On the contents page it is stated that this recruitment magazine has 57,761,000 issues in circulation in 106 languages.

There is an article stating that Jesus existed which every other church teaches as well (pp. 3-6).

While discussing this topic it slurs the Jewish rabbis who authored the Talmud as "Jesus' enemies".
This collection of Jewish rabbinic writings [the Talmud], dating from the third to the sixth centuries C.E., shows that even Jesus' enemies affirmed his existence. (p. 5.)
It also states that the following will happen after the Millennium comes.
Wickedness, including greed and corruption, will be gone forever, along with ungodly people. (p. 6.)
What a way for one to say that he or she does not want to hang out with people who religiously disagree

Watching the world talks about checking on e-mails less; ending over fishing in the Caribbean; and widespread violence in Brazil (p. 7).

There is a parenting article discussing how to teach sex to your children (pp. 8-9).

Then it discusses carbon (pp. 10-11).

Then it encourages people to show gratitude (pp. 12-13).

Then it features a profile on Aristotle. The topic is exploited to denigrate the Catholic Church, Luther and Calvin. (pp. 14-15).
Aristotle's notion that a stationary earth lies at the center of the universe became Catholic dogma. The teaching was also adopted by Protestant leaders, such as Calvin and Luther, who said it was biblical. (p. 15.)
The Watchtower Society claims they are the one, true church and historical facts such as the widespread misconception that the Earth was at the center of the Universe is used to reinforce the idea that one must not join any other church aside from the Watchtower Society.

And on the back cover there is an article boasting of how videos from their website is being used in classrooms in South Korea.

And so the Watchtower Cult has produced another issue to try and get more people to join them and to encourage those who are already members to remain in it.

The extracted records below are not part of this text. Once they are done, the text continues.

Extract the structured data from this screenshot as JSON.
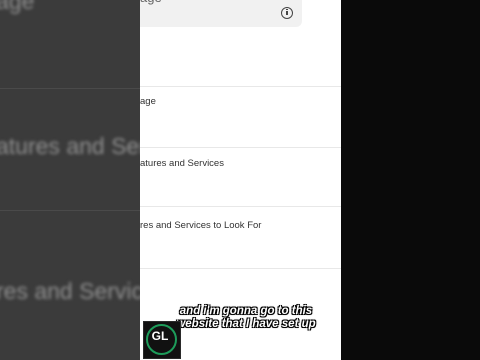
{
  "background_left": {
    "texts": [
      "age",
      "atures and Servi",
      "res and Servic"
    ]
  },
  "panel": {
    "search_text": "age",
    "items": [
      {
        "label": "age"
      },
      {
        "label": "atures and Services"
      },
      {
        "label": "res and Services to Look For"
      }
    ]
  },
  "caption": {
    "line1": "and i'm gonna go to this",
    "line2": "website that I have set up"
  },
  "channel_logo": {
    "text": "GL"
  },
  "colors": {
    "accent": "#1d9c5a",
    "panel_bg": "#ffffff",
    "background": "#3b3b3b"
  },
  "icons": [
    "info-icon"
  ]
}
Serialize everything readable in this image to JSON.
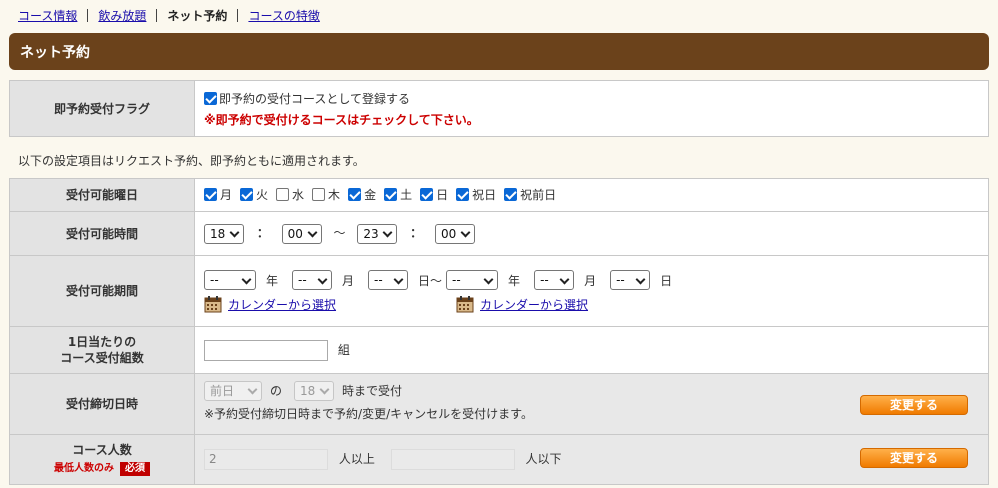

  1. Currently, my only exposure to the JWs is at the public library. They have displays of their literature and their folding chairs, and tend to use the library as an open air forum. Frankly it annoys me to see them there, because even though they will only speak if you speak to them first, I still know that they are another one of the Miller cults.

    I have known some JWs throughout the past, and when they are off the clock (not witnessing), some of them come off as being normal, regular people. One JW lady and her husband were into Harleys, and one time at the drag races, they recognized me and called out to me, and we sat and enjoyed the races together with no religious conversation whatsoever. I had had many conversations with that lady at the store she worked at, and witnessing never entered into it.

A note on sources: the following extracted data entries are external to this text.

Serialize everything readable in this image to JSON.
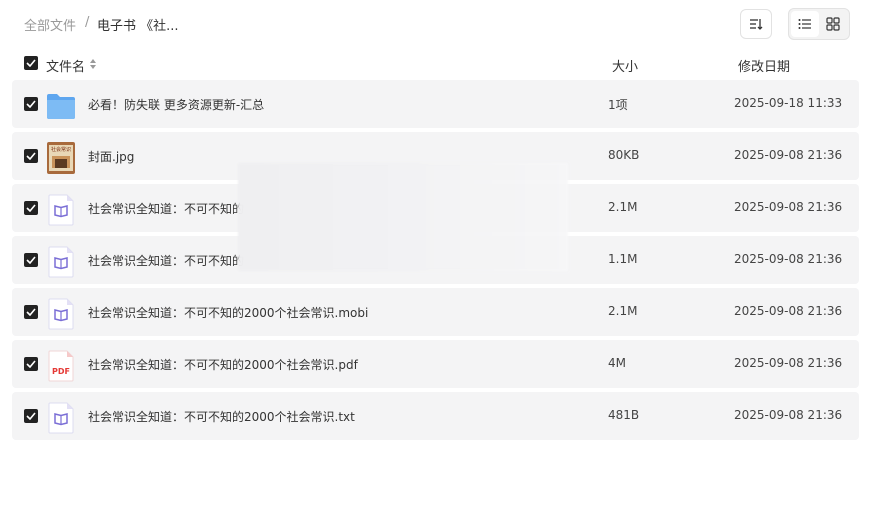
{
  "breadcrumb": {
    "root": "全部文件",
    "separator": "/",
    "current": "电子书 《社..."
  },
  "columns": {
    "name": "文件名",
    "size": "大小",
    "modified": "修改日期"
  },
  "files": [
    {
      "name": "必看！防失联 更多资源更新-汇总",
      "size": "1项",
      "modified": "2025-09-18 11:33",
      "icon": "folder-icon"
    },
    {
      "name": "封面.jpg",
      "size": "80KB",
      "modified": "2025-09-08 21:36",
      "icon": "image-thumbnail-icon"
    },
    {
      "name": "社会常识全知道：不可不知的",
      "size": "2.1M",
      "modified": "2025-09-08 21:36",
      "icon": "ebook-icon"
    },
    {
      "name": "社会常识全知道：不可不知的",
      "size": "1.1M",
      "modified": "2025-09-08 21:36",
      "icon": "ebook-icon"
    },
    {
      "name": "社会常识全知道：不可不知的2000个社会常识.mobi",
      "size": "2.1M",
      "modified": "2025-09-08 21:36",
      "icon": "ebook-icon"
    },
    {
      "name": "社会常识全知道：不可不知的2000个社会常识.pdf",
      "size": "4M",
      "modified": "2025-09-08 21:36",
      "icon": "pdf-icon"
    },
    {
      "name": "社会常识全知道：不可不知的2000个社会常识.txt",
      "size": "481B",
      "modified": "2025-09-08 21:36",
      "icon": "ebook-icon"
    }
  ],
  "icons": {
    "pdf_label": "PDF",
    "cover_text": "社会常识"
  },
  "colors": {
    "row_bg": "#f4f4f5",
    "checkbox": "#222222",
    "folder": "#6aaef0",
    "ebook": "#7b6fd6",
    "pdf": "#e53935"
  }
}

    It is a bad surprise though, if you ever happen to
    be making cold sales calls, and quite by accident your target is a Witness. It ends up becoming at least 1/2 hour detour!


  2. They will probably never tell its readers about Beth-Sarim, the house of the Princes, built in San Diego and where Judge Rutherford (Watchtower's second leader) lived for years. It was built for Abraham, Joseph and David when they returned. Why in San Diego, rather than in Brooklyn, the Watchtower HQ. Some say that the church wanted him out of the way. Nor will they remind readers that they condemned the use of aluminum cookware, pasteurization of milk, denied the germ theory of disease and promoted the grape cure.

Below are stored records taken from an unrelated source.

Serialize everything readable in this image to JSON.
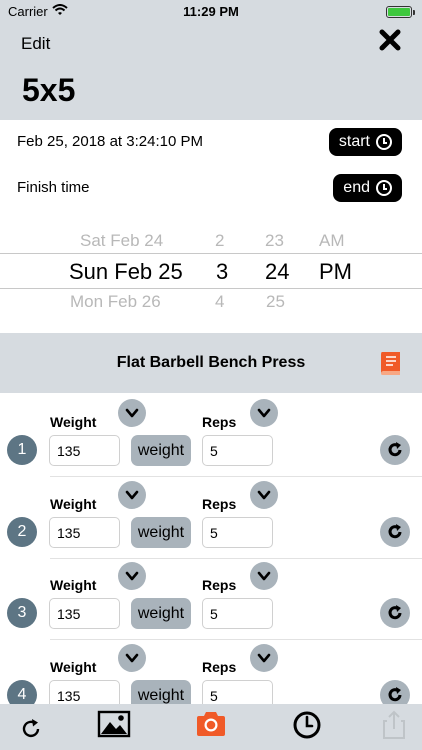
{
  "status_bar": {
    "carrier": "Carrier",
    "time": "11:29 PM"
  },
  "header": {
    "edit_label": "Edit",
    "title": "5x5"
  },
  "start_row": {
    "label": "Feb 25, 2018 at 3:24:10 PM",
    "button": "start"
  },
  "finish_row": {
    "label": "Finish time",
    "button": "end"
  },
  "picker": {
    "prev": {
      "date": "Sat Feb 24",
      "hour": "2",
      "minute": "23",
      "ampm": "AM"
    },
    "selected": {
      "date": "Sun Feb 25",
      "hour": "3",
      "minute": "24",
      "ampm": "PM"
    },
    "next": {
      "date": "Mon Feb 26",
      "hour": "4",
      "minute": "25"
    }
  },
  "exercise": {
    "name": "Flat Barbell Bench Press"
  },
  "set_labels": {
    "weight": "Weight",
    "reps": "Reps",
    "unit": "weight"
  },
  "sets": [
    {
      "number": "1",
      "weight": "135",
      "reps": "5"
    },
    {
      "number": "2",
      "weight": "135",
      "reps": "5"
    },
    {
      "number": "3",
      "weight": "135",
      "reps": "5"
    },
    {
      "number": "4",
      "weight": "135",
      "reps": "5"
    }
  ],
  "colors": {
    "header_bg": "#d6dbe0",
    "accent": "#f05a28",
    "set_badge": "#5d7584",
    "button_grey": "#a9b3bb"
  },
  "toolbar": {
    "icons": [
      "refresh-icon",
      "image-icon",
      "camera-icon",
      "clock-icon",
      "share-icon"
    ]
  }
}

  3. It turns out there's a later issue of Awake now, but in the issue referenced above, for proving Jesus existed, they quote people who basically were born after Jesus would have been executed, so it was all second hand stuff and not necessarily to be trusted (just as many books from Ivy League schools may not have the credibility one might expect).

    And as for the article on carbon: There's only one reason Armstrongists would be interested -- it is one of the chief components of alcohol.

    My Aunt and cousin were JWs. From what I remember, they are much more weird than the normal religious person. You can't fault them though for not having church buildings, unlike Armstrongists.

  4. Thanks Byker Bob for sharing your anecdote here.

    Thanks Steve D for mentioning Beth-Sarim. I heard about that. It is quite true that the Watchtower Society banned vaccines from around 1921 until 1952. It was during this period that HWA got his anti-medicine superstition from their influence.

    Thanks Black Ops Mikey for sharing your thoughts on this matter and sharing your anecdote regarding your relatives.

    Your comments are all greatly appreciated here.